Given all of the changes listed above, and given the roughly 41% growth in subscribers this year, it is a little difficult to state simply “these are the most read articles”. Should we look at unique email opens, total opens (that include forwarding), website page views, open rates, etc? I created a metric based on a normalized open rate for the newsletter plus unique web views to give a rough measure of the most read posts.

Top Free Posts

  1. State of Higher Ed LMS Market for US and Canada: Year-End 2023 Edition - This is our annual coverage of the LMS market, centered on the infamous squid graphic.

  2. Visualizing FAFSA Fiasco by Geography - This post put the emerging FAFSA completion crisis into a visual, showing state-by-state status.

  3. 2U's Potential End Days Becoming More Clear - While I would rewrite that headline, this post described how 2U publicly acknowledge in February what we had covered in November, that the company was likely to file for bankruptcy.

  4. Breaking: 2U files for Chapter 11 Bankruptcy in Prepackaged Deal - Speaking of that topic, this post from late July described 2U entering bankruptcy, which it exited two months later.

  5. What Students Want When It Comes To AI - This post looked at recent survey data to give a more objective view into student perceptions.

Top Premium Posts

This category was dominated by Morgan’s Saturday series “Interesting Reads This Week,” with eight of the top 10 spots. In this series, she explores a wide variety of news, analysis, and survey results.

  1. It Appears the Die is Cast - This post was a February follow-up to the classic January “Online Is the Target,” describing what the US regulatory efforts would look like in terms of increased oversight of online eduction.

  2. Interesting Reads This Week (Nov 23) - Looking at community college success metrics, an Urban Institute report on college graduates’ earnings over time, and a report on the impact of Texas policy on tuition freezes on institutional health.

  3. Coursera’s Content Strategy Change - This post looked at signs that the company might be shifting its strategic emphasis towards homegrown course content instead of university partnership content and degrees.

  4. Interesting Reads This Week (Sep 7) - The need to keep trying new things, looking at survey data on OER and US government reports on AI in K-12 education.

  5. Interesting Reads This Week (Aug 31) - Life is full of surprises, looking at dual enrollment data, rankings data on student retention, a success story from Maine despite demographic shifts, and disappointing survey results in terms of sample size and presentation.

Bottom Posts

Rather than listing the lowest readership, let’s have some fun and list the posts that led to the highest number of unsubscribes.

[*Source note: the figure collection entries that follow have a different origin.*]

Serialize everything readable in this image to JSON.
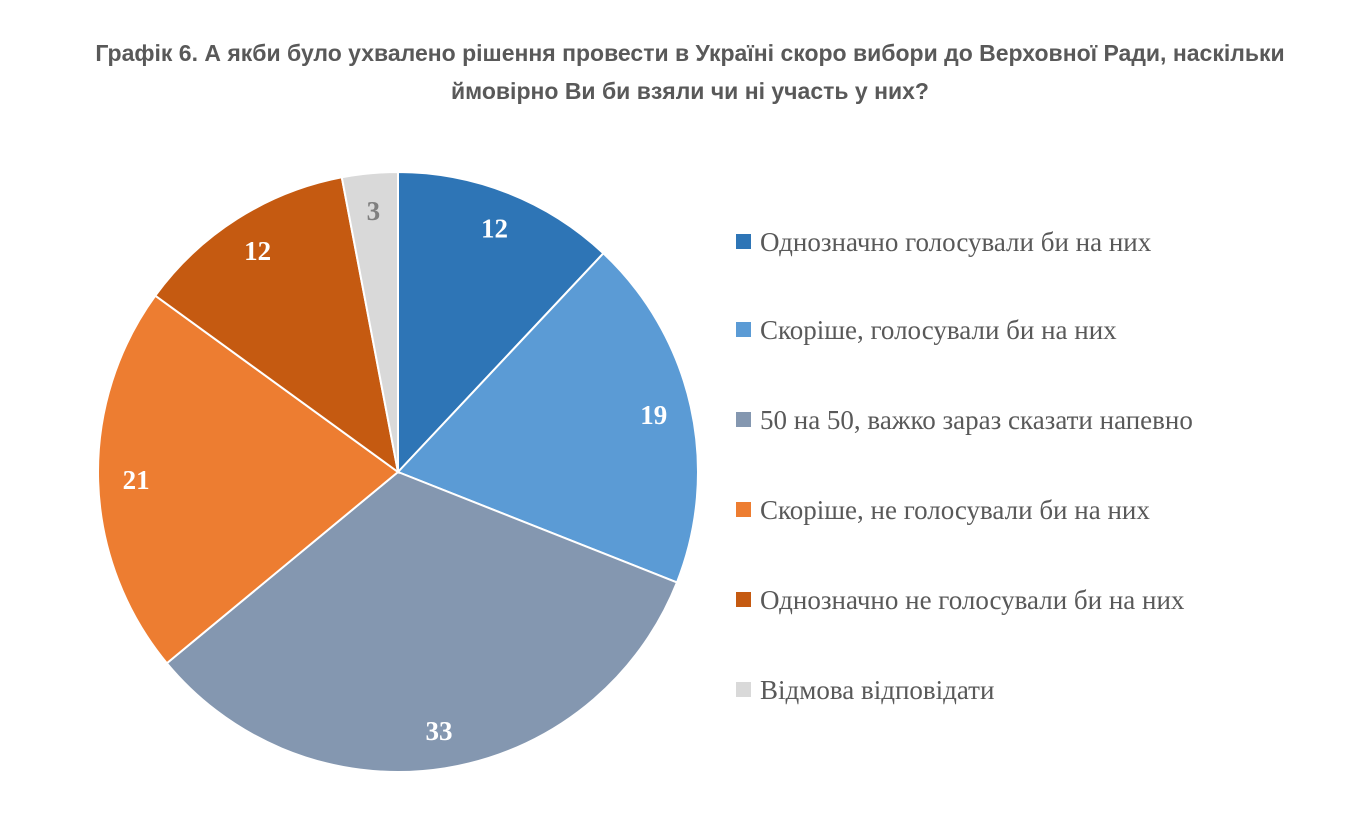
{
  "chart_data": {
    "type": "pie",
    "title": "Графік 6. А якби було ухвалено рішення провести в Україні скоро вибори до Верховної Ради, наскільки ймовірно Ви би взяли чи ні участь у них?",
    "categories": [
      "Однозначно голосували би на них",
      "Скоріше, голосували би на них",
      "50 на 50, важко зараз сказати напевно",
      "Скоріше, не голосували би на них",
      "Однозначно не голосували би на них",
      "Відмова відповідати"
    ],
    "values": [
      12,
      19,
      33,
      21,
      12,
      3
    ],
    "data_labels": [
      "12",
      "19",
      "33",
      "21",
      "12",
      "3"
    ],
    "colors": [
      "#2E75B6",
      "#5B9BD5",
      "#8497B0",
      "#ED7D31",
      "#C55A11",
      "#D9D9D9"
    ],
    "label_colors": [
      "#ffffff",
      "#ffffff",
      "#ffffff",
      "#ffffff",
      "#ffffff",
      "#7f7f7f"
    ],
    "legend_position": "right",
    "start_angle": "top, clockwise"
  }
}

  1. Painful Wednesday Follow Up - This post from March looked at the FAFSA Fiasco’s likely impact on institutional reporting for Gainful Employment & Financial Value Transparency (since delayed from July to January with the potential for further delay). It then looked at flat out deceit from the University of Arizona leadership around UAGC.

  2. Underreported Data on Enrollment Gains and Friday Follow-up - Deeper look into where the enrollment gains came from plus college ROI and FVT/GE follow up.

  3. Tuesday Follow Up (Feb 27) - Listing of posts, UAGC to be fully integrated, and UC system changes (again) plans for online. Hmm, I’m noticing that not everyone liked our UAGC coverage.

  4. OPM Status Quo - Insights from CHLOE on institution plans with OPMs: wait-and-see, renegotiate, or start anew.

  5. LMS Conference Lookout: Anthology and Instructure - Maybe some people didn’t like me comparing InstructureCon in Vegas with the infamous 2011 BbWorld in Vegas that startup Instructure crashed.

Thanks to all of our readers, and we look forward to 2025!